Elsewhere, Bluestone Physician Services' "cameras on" policy has added humor to its video meetings. Hunt Electric Corp. has found that participation rose when it held companywide meetings with smaller groups of employees.
The guided health service firm MOBE, also a first-time Top Workplace, launched all-hands video meetings every other Friday, alternating those with "Fun Fridays."
Such adaptations likely will continue to some degree in part because even as offices reopen, many workplaces won't be the same. Employers adopting "hybrid" models combining work-from-home with limited office time will still need to communicate with employees wherever they work.
At Sezzle, less than 14% of employees want to return to the office full time, Ciresi said. Even before the pandemic, a quarter of Sezzle's 300 employees worked remotely because they lived outside Minneapolis.
"When you're going remote you miss that humanity," Ciresi said. "You miss that laughing and talking to people sitting next to you. That elbow-to-elbow time is gone. It's really hard in a technological setting to make people want to come to work. Because if the only thing they're doing is to come to work to crank out the next document or the next product, sometimes the value gets diminished. This way, they want to wake up and walk down the hall and log on."
At Bluestone Physician Services, Dr. Todd Stivland, CEO of the nine-time ranked Top Workplace, was surprised that half its 130 office employees now want to work at home at least half of the time. Most of Bluestone's 470 total employees are involved in providing physician-led health care services to residents of group homes and assisted living communities in Minnesota, Wisconsin, Florida and Virginia.

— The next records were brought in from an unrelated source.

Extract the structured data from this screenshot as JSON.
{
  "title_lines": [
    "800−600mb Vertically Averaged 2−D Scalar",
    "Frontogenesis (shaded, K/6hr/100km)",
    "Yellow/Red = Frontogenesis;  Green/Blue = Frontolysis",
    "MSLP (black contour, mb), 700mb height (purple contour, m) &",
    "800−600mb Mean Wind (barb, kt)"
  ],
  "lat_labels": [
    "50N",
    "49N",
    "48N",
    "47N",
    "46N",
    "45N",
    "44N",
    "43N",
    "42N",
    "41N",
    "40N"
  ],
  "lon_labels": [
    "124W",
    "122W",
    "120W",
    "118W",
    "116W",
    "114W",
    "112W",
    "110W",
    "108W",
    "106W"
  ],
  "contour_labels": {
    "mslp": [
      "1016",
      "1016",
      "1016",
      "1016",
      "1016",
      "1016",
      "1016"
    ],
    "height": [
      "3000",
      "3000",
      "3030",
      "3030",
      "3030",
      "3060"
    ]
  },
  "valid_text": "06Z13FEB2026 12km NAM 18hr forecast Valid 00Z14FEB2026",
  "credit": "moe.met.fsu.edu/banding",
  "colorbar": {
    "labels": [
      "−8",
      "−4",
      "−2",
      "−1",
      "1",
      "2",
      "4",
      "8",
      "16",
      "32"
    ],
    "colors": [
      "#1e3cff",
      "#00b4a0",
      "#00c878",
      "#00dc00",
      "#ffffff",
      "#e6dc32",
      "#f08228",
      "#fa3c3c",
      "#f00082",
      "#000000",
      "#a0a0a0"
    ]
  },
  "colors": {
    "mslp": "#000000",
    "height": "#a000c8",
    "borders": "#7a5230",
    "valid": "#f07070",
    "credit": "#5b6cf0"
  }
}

Only 7% of those surveyed wanted to return to the office full time at Stillwater-based Bluestone, Stivland said, so the company is working out details of a hybrid model.
With videoconferences a part of Bluestone's hybrid future, Stivland has instituted a "cameras on" policy for everyone, "no matter how many days it had been since they showered."
"We had a lot of fun making fun of people's hair and their background, kids running through and shooting them with Nerf guns and things like that," Stivland said. "Turning the cameras on really helped a lot getting people engaged."
While working from home can be productive, Stivland wonders about how those employees will get mentored, how they will build relationships at work, what may replace the "hallway chatter" between people on different projects that leads to new ideas or solutions.
"I think that's going to be a challenge, staying in contact with people you may not have meetings with," Stivland said. "How do you get them mentored, trained and advanced?"
Hunt Electric president and CEO John Axelson finds that presenting companywide updates in multiple video sessions with 10 to 20 employees at a time is more effective than having the Bloomington-based contractor's 240 office employees gather in a hotel conference room.
"They've been much more engaged and are asking more questions," Axelson said. "We were maybe fortunate to get two or three questions and now by breaking this up, we're averaging somewhere between 12 and 20 questions a session."
MOBE's all-hands video meetings have been so well attended, Cronin said, that the company now hosts its quarterly town hall meetings online and will keep a virtual element to them. Half of the company's 250 employees work remotely around the country, and most haven't attended the town halls in person.
"It's actually really helped strengthen the fabric of the company," Cronin said. "If our employees aren't healthy and happy, they can't support the people that they're trying to get healthy and happy."